What a lot of people probably “know” about Medicare and end-of-life situations is the Big Lie told by Sarah Palin and others that the Affordable Care Act had modified Medicare to set up “death panels” aimed at forcing old people and special needs kids into the grave as a cost-saving measure.
The fact that Medicare, before and after the enactment of Obamacare, actually subsidizes invasive, humiliating, fruitless and (yes) wildly expensive care for people already at death’s doors may be hard to credit for some people. Perhaps anyone who read Palin’s infamous Facebook post on “death panels” should have to read Shannon Brownlee’s review of The Conversation: A Revolutionary Plan for End-of-Life Care, by Dr. Angelo Volandes, and Curing Medicare: One Doctor’s View of How Our Health Care System Is Failing the Elderly and How to Fix It, by Dr. Andy Lazris, in the latest issue of the Washington Monthly.
Brownlee, who is senior vice president at the Lown Institute and a lecturer at Dartmouth, skillfully weaves together accounts from Volandes and Lazris of cruel and irrational treatment regimes they’ve felt forced to administer under the current system with her own experience of her father’s death. “Go to the hospital” and “keep treating” are almost always the imperatives, regardless of what the patient or his or her family–who often have no way of understanding what’s happening to them–actually want or need.
Lying just below the surface of these… books is a set of political decisions with which the United States will be forced to grapple in coming decades. When a frail, elderly person gets sick, takes a fall, or has trouble breathing, it’s as if they have stepped onto a slippery chute leading straight into the hospital, no matter how fervently they and their families might wish to avoid invasive treatment as they age and approach death. That’s because hospital services are what our medical industrial complex has been built to offer, and delivering invasive end-of-life care is the job for which we have trained our doctors and nurses. Medicare policy, federal subsidies for hospitals, and taxpayer dollars for medical training all have helped create a technology-rich, hospital-centric system.

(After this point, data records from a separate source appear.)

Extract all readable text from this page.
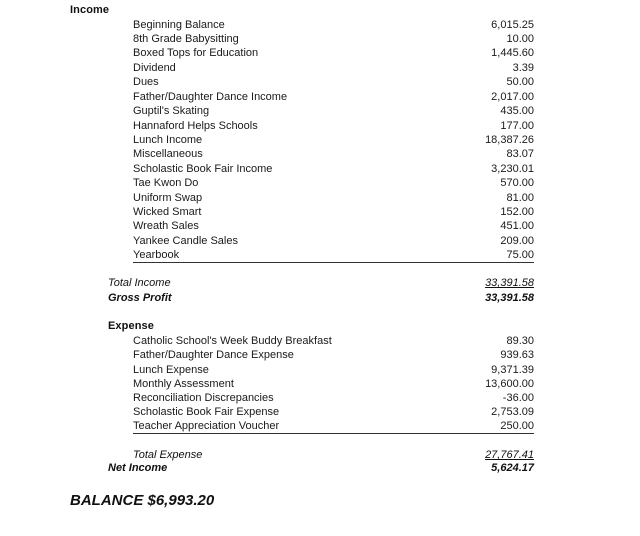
Income
Beginning Balance	6,015.25
8th Grade Babysitting	10.00
Boxed Tops for Education	1,445.60
Dividend	3.39
Dues	50.00
Father/Daughter Dance Income	2,017.00
Guptil's Skating	435.00
Hannaford Helps Schools	177.00
Lunch Income	18,387.26
Miscellaneous	83.07
Scholastic Book Fair Income	3,230.01
Tae Kwon Do	570.00
Uniform Swap	81.00
Wicked Smart	152.00
Wreath Sales	451.00
Yankee Candle Sales	209.00
Yearbook	75.00
Total Income	33,391.58
Gross Profit	33,391.58
Expense
Catholic School's Week Buddy Breakfast	89.30
Father/Daughter Dance Expense	939.63
Lunch Expense	9,371.39
Monthly Assessment	13,600.00
Reconciliation Discrepancies	-36.00
Scholastic Book Fair Expense	2,753.09
Teacher Appreciation Voucher	250.00
Total Expense	27,767.41
Net Income	5,624.17
BALANCE $6,993.20
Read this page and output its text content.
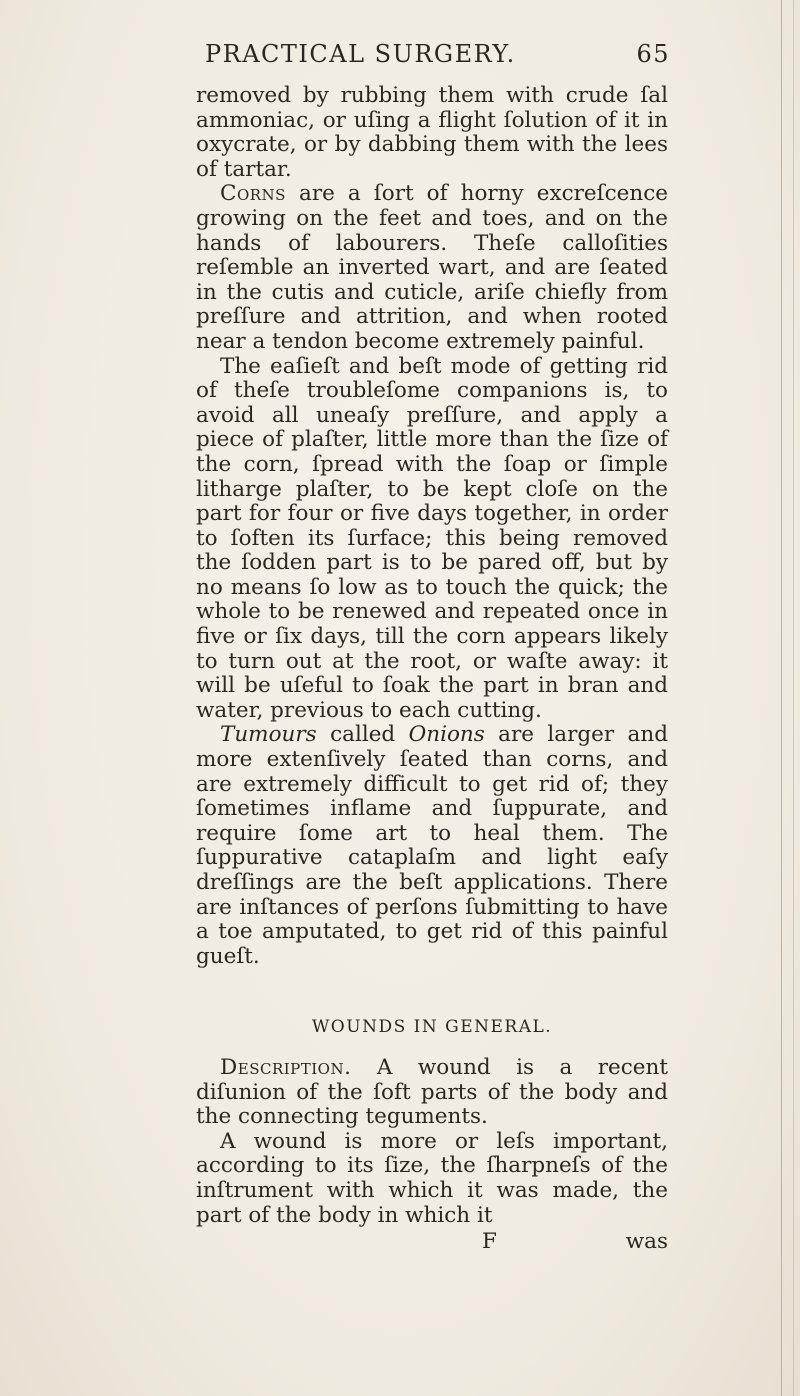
PRACTICAL SURGERY.	65

removed by rubbing them with crude ſal ammoniac, or uſing a flight ſolution of it in oxycrate, or by dabbing them with the lees of tartar.

Corns are a ſort of horny excreſcence growing on the feet and toes, and on the hands of labourers. Theſe calloſities reſemble an inverted wart, and are ſeated in the cutis and cuticle, ariſe chiefly from preſſure and attrition, and when rooted near a tendon become extremely painful.

The eaſieſt and beſt mode of getting rid of theſe troubleſome companions is, to avoid all uneaſy preſſure, and apply a piece of plaſter, little more than the ſize of the corn, ſpread with the ſoap or ſimple litharge plaſter, to be kept cloſe on the part for four or five days together, in order to ſoften its ſurface; this being removed the ſodden part is to be pared off, but by no means ſo low as to touch the quick; the whole to be renewed and repeated once in five or ſix days, till the corn appears likely to turn out at the root, or waſte away: it will be uſeful to ſoak the part in bran and water, previous to each cutting.

Tumours called Onions are larger and more extenſively ſeated than corns, and are extremely difficult to get rid of; they ſometimes inflame and ſuppurate, and require ſome art to heal them. The ſuppurative cataplaſm and light eaſy dreſſings are the beſt applications. There are inſtances of perſons ſubmitting to have a toe amputated, to get rid of this painful gueſt.

WOUNDS IN GENERAL.

Description. A wound is a recent diſunion of the ſoft parts of the body and the connecting teguments.

A wound is more or leſs important, according to its ſize, the ſharpneſs of the inſtrument with which it was made, the part of the body in which it

F	was
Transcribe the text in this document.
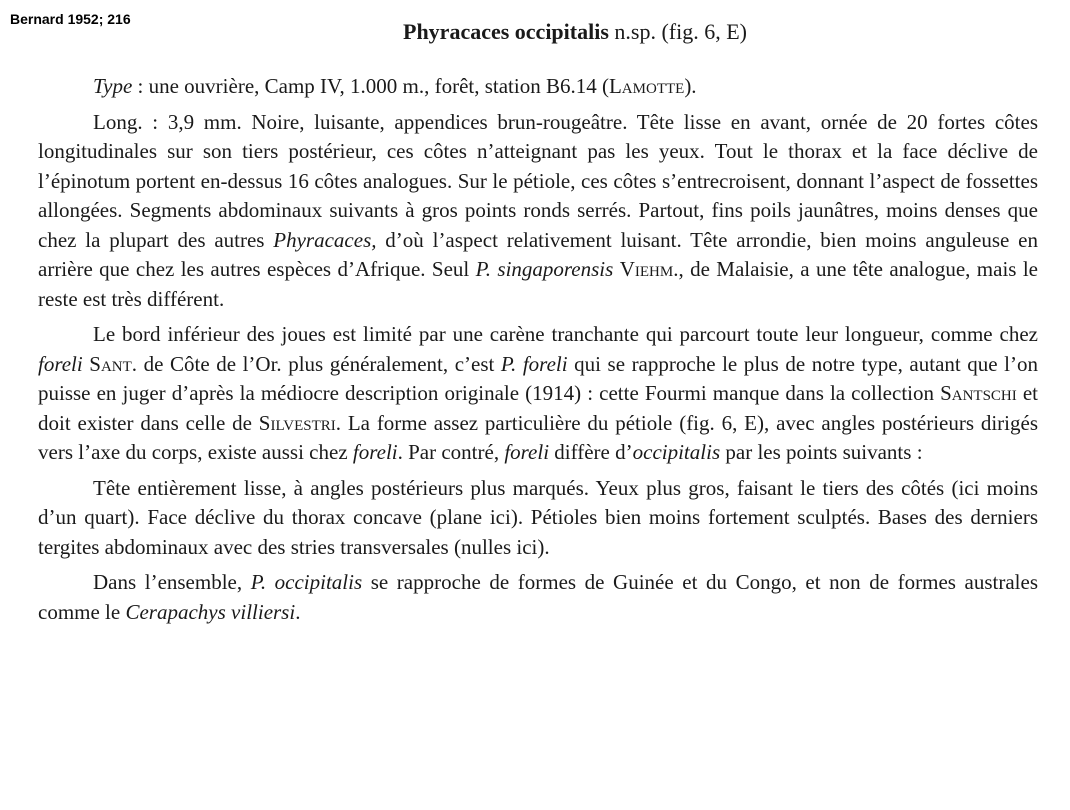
Bernard 1952; 216	Phyracaces occipitalis n.sp. (fig. 6, E)

Type : une ouvrière, Camp IV, 1.000 m., forêt, station B6.14 (Lamotte).

Long. : 3,9 mm. Noire, luisante, appendices brun-rougeâtre. Tête lisse en avant, ornée de 20 fortes côtes longitudinales sur son tiers postérieur, ces côtes n’atteignant pas les yeux. Tout le thorax et la face déclive de l’épinotum portent en-dessus 16 côtes analogues. Sur le pétiole, ces côtes s’entrecroisent, donnant l’aspect de fossettes allongées. Segments abdominaux suivants à gros points ronds serrés. Partout, fins poils jaunâtres, moins denses que chez la plupart des autres Phyracaces, d’où l’aspect relativement luisant. Tête arrondie, bien moins anguleuse en arrière que chez les autres espèces d’Afrique. Seul P. singaporensis Viehm., de Malaisie, a une tête analogue, mais le reste est très différent.

Le bord inférieur des joues est limité par une carène tranchante qui parcourt toute leur longueur, comme chez foreli Sant. de Côte de l’Or. plus généralement, c’est P. foreli qui se rapproche le plus de notre type, autant que l’on puisse en juger d’après la médiocre description originale (1914) : cette Fourmi manque dans la collection Santschi et doit exister dans celle de Silvestri. La forme assez particulière du pétiole (fig. 6, E), avec angles postérieurs dirigés vers l’axe du corps, existe aussi chez foreli. Par contré, foreli diffère d’occipitalis par les points suivants :

Tête entièrement lisse, à angles postérieurs plus marqués. Yeux plus gros, faisant le tiers des côtés (ici moins d’un quart). Face déclive du thorax concave (plane ici). Pétioles bien moins fortement sculptés. Bases des derniers tergites abdominaux avec des stries transversales (nulles ici).

Dans l’ensemble, P. occipitalis se rapproche de formes de Guinée et du Congo, et non de formes australes comme le Cerapachys villiersi.
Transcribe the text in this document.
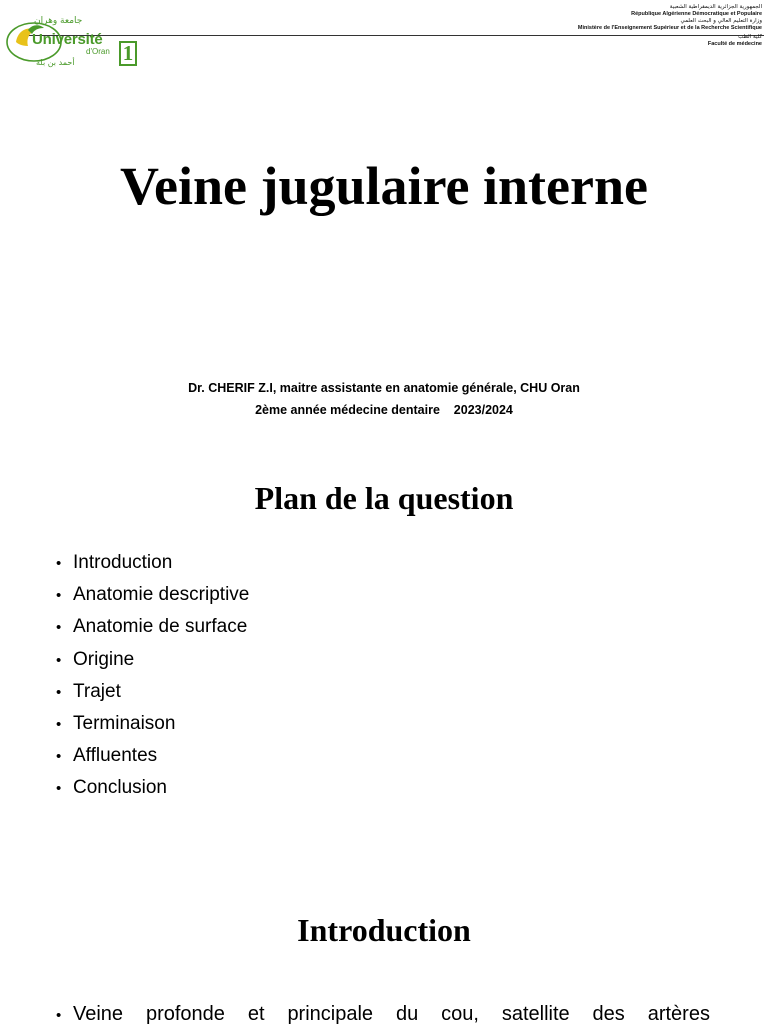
جامعة وهران
Université
d'Oran 1
أحمد بن بلة
الجمهورية الجزائرية الديمقراطية الشعبية
République Algérienne Démocratique et Populaire
وزارة التعليم العالي و البحث العلمي
Ministère de l'Enseignement Supérieur et de la Recherche Scientifique
كلية الطب
Faculté de médecine
Veine jugulaire interne
Dr. CHERIF Z.I, maitre assistante en anatomie générale, CHU Oran
2ème année médecine dentaire    2023/2024
Plan de la question
• Introduction
• Anatomie descriptive
• Anatomie de surface
• Origine
• Trajet
• Terminaison
• Affluentes
• Conclusion
Introduction
• Veine profonde et principale du cou, satellite des artères
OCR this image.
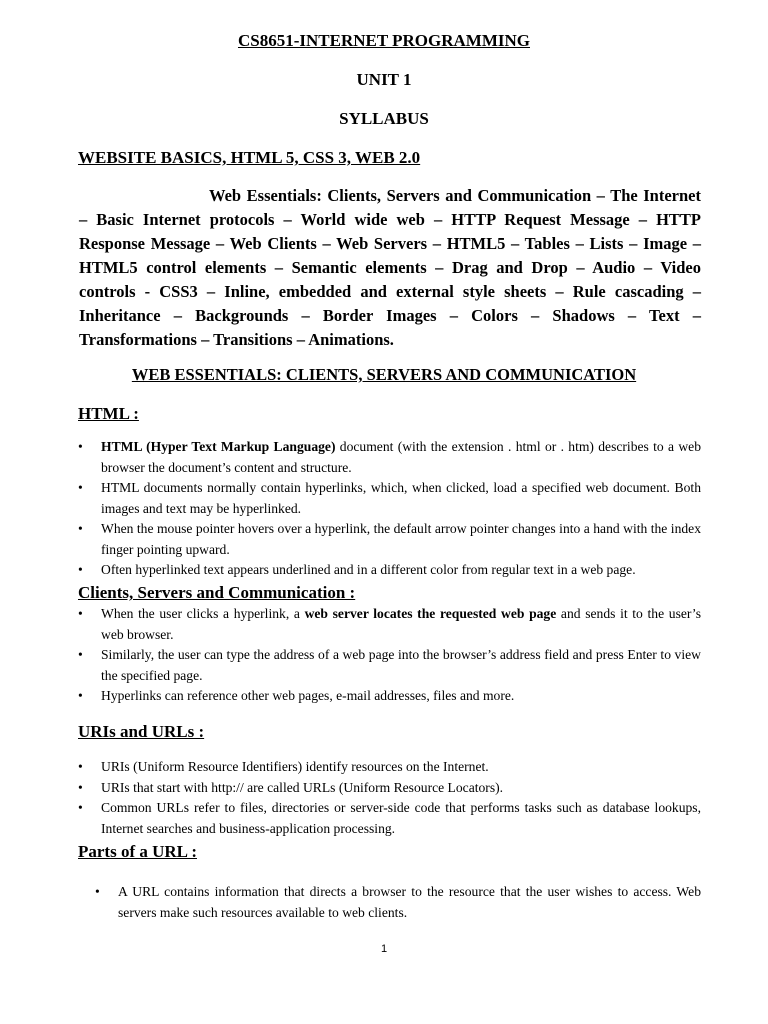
CS8651-INTERNET PROGRAMMING
UNIT 1
SYLLABUS
WEBSITE BASICS, HTML 5, CSS 3, WEB 2.0
Web Essentials: Clients, Servers and Communication – The Internet – Basic Internet protocols – World wide web – HTTP Request Message – HTTP Response Message – Web Clients – Web Servers – HTML5 – Tables – Lists – Image – HTML5 control elements – Semantic elements – Drag and Drop – Audio – Video controls - CSS3 – Inline, embedded and external style sheets – Rule cascading – Inheritance – Backgrounds – Border Images – Colors – Shadows – Text – Transformations – Transitions – Animations.
WEB ESSENTIALS: CLIENTS, SERVERS AND COMMUNICATION
HTML :
• HTML (Hyper Text Markup Language) document (with the extension . html or . htm) describes to a web browser the document’s content and structure.
• HTML documents normally contain hyperlinks, which, when clicked, load a specified web document. Both images and text may be hyperlinked.
• When the mouse pointer hovers over a hyperlink, the default arrow pointer changes into a hand with the index finger pointing upward.
• Often hyperlinked text appears underlined and in a different color from regular text in a web page.
Clients, Servers and Communication :
• When the user clicks a hyperlink, a web server locates the requested web page and sends it to the user’s web browser.
• Similarly, the user can type the address of a web page into the browser’s address field and press Enter to view the specified page.
• Hyperlinks can reference other web pages, e-mail addresses, files and more.
URIs and URLs :
• URIs (Uniform Resource Identifiers) identify resources on the Internet.
• URIs that start with http:// are called URLs (Uniform Resource Locators).
• Common URLs refer to files, directories or server-side code that performs tasks such as database lookups, Internet searches and business-application processing.
Parts of a URL :
• A URL contains information that directs a browser to the resource that the user wishes to access. Web servers make such resources available to web clients.
1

What we don’t do is train clinicians to talk to patients, and what we don’t have is the community-based infrastructure for delivering “high touch” care to people where they live. We don’t provide the simple services, like regular meal delivery and aides to help with housecleaning and bathing, that can help an elderly person preserve some autonomy and dignity. We don’t have enough primary care doctors practicing in the community—in part because our teaching hospitals make more money when they train more specialists—and the primary care doctors we do have are too busy to make house calls. Of course, there’s always an assisted-living facility— for those who can afford the $3,000 to $6,000 a month. For the rest of us, once we can no longer perform the simple tasks of daily living, like cooking for ourselves, or toileting, we can either move in with the kids or go to the nursing home.
My own perspective is undoubtedly colored by watching first my stepfather and then my father die slowly in ICU units during the last few years, which embroiled my family in an endless struggle to pry the truth from the armies of medical personnel treating them. When most recently my mother died suddenly, at home, we all said “it was a blessing.” Perhaps it’s time to incorporate that sentiment into our health care policies.